W06 - Database Concepts and Data Sources Flashcards
how is spatial and attribute data used with GIS?
spatial data relate to the geometries of spatial features
attribute data describe the characteristics of the spatial features
how does the georelational data model (eg. a coverage) store spatial and attribute data?
separately and links the two by the feature ID. the 2 datasets are synchronized so they can be queried, analyzed, and displayed in unison
how does the object-based data model (eg. a geodatabase)
combines both geometries and attributes in a single system. each spatial feature has a unique object ID and an attribute to store its geometry
how does the raster data model work?
cell value corresponds to the value of a continuous feature at the cell location
the value attribute table summarizes cell values and their frequencies in the raster.
how is attribute data stored?
in tables, organized by rows (record) and columns (field).
what are the 2 types of attribute tables in GIS?
feature attribute table and and tables of nonspatial data
what is a feature attribute table?
an attribute table that has access to the geometries of features.
every vector data set must have a feature attribute table
in the georelational data model, the feature attribute table uses the feature ID to link to the feature’s geometry
in the object-based data model, the feature attribute table has a field that stores the feature’s geometry
have default fields that summarize the feature geometries (ex. length for line features and area & perimeter for polygon features)
what are tables of non-spatial data?
these tables do not have direct access to the feature geometry but has a field linking the table to the feature attribute table.
ex. delimited text files, dBASE files, excel files, access files, other db files from SQL, oracle, etc.
what is a database management system (DBMS)?
software package that lets us build and manipulate a database.
provides tools for data input, search, retrieval, manipulation and output
ArcGIS for Desktop uses Access for managing personal geodatabases
how is the geodatabase implemented?
implemented in a relational database management system and stores both geometries and attributes in a single database
what is a client-server distributed database system?
a client sends a request to the server, retrieves data from the server, and processes the data on the local computer
what are methods of classifying attribute data?
by data type, by measurement scale
what are the different data types?
determines how an attribute is stored, typically included in the metadata of geospatial data
ex. number, text (string), date, binary large object (BLOB)

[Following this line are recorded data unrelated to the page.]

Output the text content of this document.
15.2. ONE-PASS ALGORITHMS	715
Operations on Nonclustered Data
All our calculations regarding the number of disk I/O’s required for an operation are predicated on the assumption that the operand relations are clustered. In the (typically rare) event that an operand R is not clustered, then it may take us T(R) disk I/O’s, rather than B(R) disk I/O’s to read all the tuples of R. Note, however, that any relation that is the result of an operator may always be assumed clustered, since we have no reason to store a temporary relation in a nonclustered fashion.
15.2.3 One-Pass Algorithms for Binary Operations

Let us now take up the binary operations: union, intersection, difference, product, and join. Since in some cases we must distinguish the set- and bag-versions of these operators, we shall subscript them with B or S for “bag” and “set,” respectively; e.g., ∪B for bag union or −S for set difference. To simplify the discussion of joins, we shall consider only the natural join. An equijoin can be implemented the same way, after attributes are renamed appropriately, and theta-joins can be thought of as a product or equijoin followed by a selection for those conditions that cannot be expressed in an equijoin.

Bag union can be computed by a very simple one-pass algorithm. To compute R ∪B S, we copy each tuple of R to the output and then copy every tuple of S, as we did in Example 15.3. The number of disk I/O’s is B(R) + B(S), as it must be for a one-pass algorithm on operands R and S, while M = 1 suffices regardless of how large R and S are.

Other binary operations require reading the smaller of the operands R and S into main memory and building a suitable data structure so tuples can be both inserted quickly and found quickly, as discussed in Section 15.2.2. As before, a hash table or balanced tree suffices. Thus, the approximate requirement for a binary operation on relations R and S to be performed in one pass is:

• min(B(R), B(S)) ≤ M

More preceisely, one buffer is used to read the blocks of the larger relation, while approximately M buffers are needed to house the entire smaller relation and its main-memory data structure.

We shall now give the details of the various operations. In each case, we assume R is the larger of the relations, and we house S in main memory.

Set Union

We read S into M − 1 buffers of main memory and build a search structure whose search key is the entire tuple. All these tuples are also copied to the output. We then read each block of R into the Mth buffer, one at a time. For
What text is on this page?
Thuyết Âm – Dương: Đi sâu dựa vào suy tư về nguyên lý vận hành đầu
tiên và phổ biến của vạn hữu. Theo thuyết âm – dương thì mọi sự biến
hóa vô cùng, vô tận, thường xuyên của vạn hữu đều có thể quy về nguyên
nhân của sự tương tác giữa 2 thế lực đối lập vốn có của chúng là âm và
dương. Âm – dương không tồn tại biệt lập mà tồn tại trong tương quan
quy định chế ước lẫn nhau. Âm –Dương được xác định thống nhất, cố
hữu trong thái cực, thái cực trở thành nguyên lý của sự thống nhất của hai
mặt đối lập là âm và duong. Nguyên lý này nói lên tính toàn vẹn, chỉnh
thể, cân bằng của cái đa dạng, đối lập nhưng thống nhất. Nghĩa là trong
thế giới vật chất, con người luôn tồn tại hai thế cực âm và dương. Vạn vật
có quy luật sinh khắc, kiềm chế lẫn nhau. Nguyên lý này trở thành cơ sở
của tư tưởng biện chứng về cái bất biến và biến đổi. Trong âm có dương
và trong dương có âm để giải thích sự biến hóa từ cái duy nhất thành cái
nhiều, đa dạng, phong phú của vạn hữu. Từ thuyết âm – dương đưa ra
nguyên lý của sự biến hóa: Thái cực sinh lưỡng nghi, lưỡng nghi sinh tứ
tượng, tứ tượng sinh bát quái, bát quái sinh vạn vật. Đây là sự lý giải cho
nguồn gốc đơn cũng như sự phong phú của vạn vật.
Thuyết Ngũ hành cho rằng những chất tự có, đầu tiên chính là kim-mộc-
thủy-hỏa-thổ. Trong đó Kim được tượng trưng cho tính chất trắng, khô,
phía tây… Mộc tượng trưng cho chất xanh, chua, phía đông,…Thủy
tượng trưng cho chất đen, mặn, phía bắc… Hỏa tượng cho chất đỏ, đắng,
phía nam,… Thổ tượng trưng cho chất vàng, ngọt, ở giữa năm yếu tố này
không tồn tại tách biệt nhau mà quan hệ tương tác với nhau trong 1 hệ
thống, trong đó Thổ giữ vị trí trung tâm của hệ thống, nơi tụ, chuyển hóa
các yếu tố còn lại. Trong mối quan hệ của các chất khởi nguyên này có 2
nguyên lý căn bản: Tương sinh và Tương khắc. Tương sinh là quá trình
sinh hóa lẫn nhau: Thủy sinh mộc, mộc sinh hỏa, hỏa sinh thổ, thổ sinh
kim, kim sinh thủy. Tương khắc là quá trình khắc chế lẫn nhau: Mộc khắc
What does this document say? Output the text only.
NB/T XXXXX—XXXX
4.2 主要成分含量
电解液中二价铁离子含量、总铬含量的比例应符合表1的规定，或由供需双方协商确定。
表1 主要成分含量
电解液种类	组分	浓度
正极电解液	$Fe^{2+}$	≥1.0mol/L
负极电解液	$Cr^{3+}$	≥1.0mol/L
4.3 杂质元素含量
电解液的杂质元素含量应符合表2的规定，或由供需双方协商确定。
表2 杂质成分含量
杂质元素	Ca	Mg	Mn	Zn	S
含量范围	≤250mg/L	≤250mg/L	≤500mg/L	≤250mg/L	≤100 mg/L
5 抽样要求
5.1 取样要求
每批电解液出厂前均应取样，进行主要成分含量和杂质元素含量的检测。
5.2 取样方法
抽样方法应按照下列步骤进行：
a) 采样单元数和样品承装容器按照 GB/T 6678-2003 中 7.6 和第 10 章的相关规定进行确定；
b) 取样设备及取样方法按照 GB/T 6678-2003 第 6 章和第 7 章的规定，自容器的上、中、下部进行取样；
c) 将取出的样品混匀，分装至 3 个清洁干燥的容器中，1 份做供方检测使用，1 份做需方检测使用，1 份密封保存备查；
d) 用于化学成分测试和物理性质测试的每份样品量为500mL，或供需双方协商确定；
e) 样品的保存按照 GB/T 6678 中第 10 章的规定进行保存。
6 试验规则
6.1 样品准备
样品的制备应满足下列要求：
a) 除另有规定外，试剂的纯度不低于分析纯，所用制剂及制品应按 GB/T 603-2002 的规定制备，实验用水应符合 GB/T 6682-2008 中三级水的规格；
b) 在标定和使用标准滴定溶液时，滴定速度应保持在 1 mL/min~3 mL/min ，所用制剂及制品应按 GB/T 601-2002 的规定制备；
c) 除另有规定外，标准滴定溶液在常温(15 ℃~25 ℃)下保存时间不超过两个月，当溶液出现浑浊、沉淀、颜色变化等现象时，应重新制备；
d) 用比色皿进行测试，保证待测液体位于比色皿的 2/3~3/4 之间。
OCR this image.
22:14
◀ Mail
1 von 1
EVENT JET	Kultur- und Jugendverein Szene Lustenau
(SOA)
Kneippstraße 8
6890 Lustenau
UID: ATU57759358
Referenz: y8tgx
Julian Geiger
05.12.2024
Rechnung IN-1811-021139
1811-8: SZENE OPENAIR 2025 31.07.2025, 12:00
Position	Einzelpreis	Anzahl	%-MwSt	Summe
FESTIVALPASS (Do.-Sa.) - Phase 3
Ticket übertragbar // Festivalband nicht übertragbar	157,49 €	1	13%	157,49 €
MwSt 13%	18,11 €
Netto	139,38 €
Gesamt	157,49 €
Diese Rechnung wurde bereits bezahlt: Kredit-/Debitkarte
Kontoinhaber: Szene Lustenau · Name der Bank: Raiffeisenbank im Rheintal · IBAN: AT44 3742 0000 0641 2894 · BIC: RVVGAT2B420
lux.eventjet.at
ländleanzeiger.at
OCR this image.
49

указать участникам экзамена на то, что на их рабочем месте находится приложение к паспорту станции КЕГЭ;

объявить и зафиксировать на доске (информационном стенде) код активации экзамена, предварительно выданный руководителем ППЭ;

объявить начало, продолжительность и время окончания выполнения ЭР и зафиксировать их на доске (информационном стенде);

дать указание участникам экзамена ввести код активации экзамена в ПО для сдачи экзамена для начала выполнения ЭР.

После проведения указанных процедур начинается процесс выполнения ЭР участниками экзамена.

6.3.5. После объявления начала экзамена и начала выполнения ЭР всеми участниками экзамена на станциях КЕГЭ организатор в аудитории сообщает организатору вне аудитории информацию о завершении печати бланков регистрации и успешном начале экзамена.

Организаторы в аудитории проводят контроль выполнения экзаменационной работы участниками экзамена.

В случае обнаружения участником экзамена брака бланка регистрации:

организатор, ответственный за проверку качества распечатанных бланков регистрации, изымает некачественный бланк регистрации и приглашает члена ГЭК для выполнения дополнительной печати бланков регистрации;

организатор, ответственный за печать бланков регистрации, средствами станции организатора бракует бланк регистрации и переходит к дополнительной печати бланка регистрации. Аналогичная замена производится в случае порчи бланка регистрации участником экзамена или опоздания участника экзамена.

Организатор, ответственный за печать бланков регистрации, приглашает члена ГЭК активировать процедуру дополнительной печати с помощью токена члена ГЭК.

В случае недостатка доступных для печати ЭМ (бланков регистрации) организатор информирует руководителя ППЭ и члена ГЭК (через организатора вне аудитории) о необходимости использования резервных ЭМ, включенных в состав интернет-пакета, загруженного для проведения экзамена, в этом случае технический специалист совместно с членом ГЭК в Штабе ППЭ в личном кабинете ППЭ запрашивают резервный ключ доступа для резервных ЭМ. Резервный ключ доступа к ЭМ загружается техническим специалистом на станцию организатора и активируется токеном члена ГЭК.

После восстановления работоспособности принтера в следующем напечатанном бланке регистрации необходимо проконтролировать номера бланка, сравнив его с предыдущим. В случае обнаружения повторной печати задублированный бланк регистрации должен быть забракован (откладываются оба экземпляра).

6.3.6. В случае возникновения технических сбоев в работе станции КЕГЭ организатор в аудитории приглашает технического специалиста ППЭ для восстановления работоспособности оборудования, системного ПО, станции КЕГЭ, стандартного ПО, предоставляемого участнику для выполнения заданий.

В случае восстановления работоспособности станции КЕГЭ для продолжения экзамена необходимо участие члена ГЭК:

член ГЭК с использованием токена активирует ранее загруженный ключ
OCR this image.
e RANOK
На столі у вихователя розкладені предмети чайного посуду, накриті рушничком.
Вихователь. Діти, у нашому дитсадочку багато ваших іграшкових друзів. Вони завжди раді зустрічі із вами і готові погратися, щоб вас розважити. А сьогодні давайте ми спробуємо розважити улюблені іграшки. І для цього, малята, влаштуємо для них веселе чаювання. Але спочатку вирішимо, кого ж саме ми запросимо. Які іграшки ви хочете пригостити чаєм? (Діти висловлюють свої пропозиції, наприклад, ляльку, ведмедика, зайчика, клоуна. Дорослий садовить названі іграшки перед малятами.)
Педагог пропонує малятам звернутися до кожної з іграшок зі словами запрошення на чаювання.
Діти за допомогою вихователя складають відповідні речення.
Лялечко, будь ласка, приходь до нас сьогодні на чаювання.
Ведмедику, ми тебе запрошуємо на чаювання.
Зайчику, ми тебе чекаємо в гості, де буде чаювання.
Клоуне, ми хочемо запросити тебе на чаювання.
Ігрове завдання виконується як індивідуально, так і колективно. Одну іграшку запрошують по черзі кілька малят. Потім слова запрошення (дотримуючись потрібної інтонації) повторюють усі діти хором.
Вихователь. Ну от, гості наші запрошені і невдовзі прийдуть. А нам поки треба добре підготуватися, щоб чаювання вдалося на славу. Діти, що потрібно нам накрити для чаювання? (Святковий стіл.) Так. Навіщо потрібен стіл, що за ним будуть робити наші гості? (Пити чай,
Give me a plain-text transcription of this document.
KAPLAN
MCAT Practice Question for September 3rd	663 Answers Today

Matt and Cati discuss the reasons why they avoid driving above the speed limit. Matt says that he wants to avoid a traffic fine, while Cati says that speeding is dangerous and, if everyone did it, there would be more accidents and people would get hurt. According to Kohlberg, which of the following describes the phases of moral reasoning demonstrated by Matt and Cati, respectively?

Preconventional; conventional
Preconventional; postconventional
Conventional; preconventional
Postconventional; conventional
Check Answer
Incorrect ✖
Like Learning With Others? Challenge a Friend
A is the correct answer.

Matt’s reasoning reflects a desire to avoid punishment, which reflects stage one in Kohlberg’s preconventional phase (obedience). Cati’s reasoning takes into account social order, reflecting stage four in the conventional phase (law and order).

how can numbers (data type) be stored?
integers (no decimal digits), float/floating point
integers can be short or long.
float can be single precision or double precision
what do BLOBs store?
store images, multimedia and feature geometrics as long sequences of binary numbers
what are the ways to classify data by measurement scale?
nominal, ordinal, interval, and ratio data
what is nominal data
different kinds / categories of data, such as land-use types or soil types
what is ordinal data
differentiates data by a ranking relationship
what is interval data
have known intervals between values (ex. 60F vs 70F differ by 10F)
what is ratio data
same as interval data but ratio data are based on a meaningful zero value (ex. population densities)
categorical data
includes nominal and ordinal scales
numerical data
includes interval and ratio scales
what are the types of database designs?
- flat file
- hierarchical
- network
- relational
what is a flat file?
stores all data in a large table (ex. spreadsheet)
what is a hierarchical database?
organizes its data at different levels and uses only one-to-many associations between levels (ex. zoning > parcel > owner)
what is a network database?
builds connections across tables
what is a common problem with hierarchical and network databases?
the linkages between tables must be known in advance and built into the database at design time. could make the database complicated and inflexible
what is a relational database?
collection of tables (or relations) that can be connected to each other by keys
what is a primary key?
represents one or more attributes whose values can uniquely identify a record in a table
cannot be null and should never change
what is a foreign key?
one or more attributes that refer to a primary key in another table
common field
primary and foreign key with the same name
what are the benefits of a relational database?
simple and flexible
each table in the database can be prepared, maintained and edited separately from the other tables
tables can remain separate until a query or analysis requires attribute data from different tables to be linked together (efficient for data management and data processing)
what is the SSURGO and who produces it?
the Soil Survey Geographic database, produced by the Natural Resources Conservation Service (NRCS)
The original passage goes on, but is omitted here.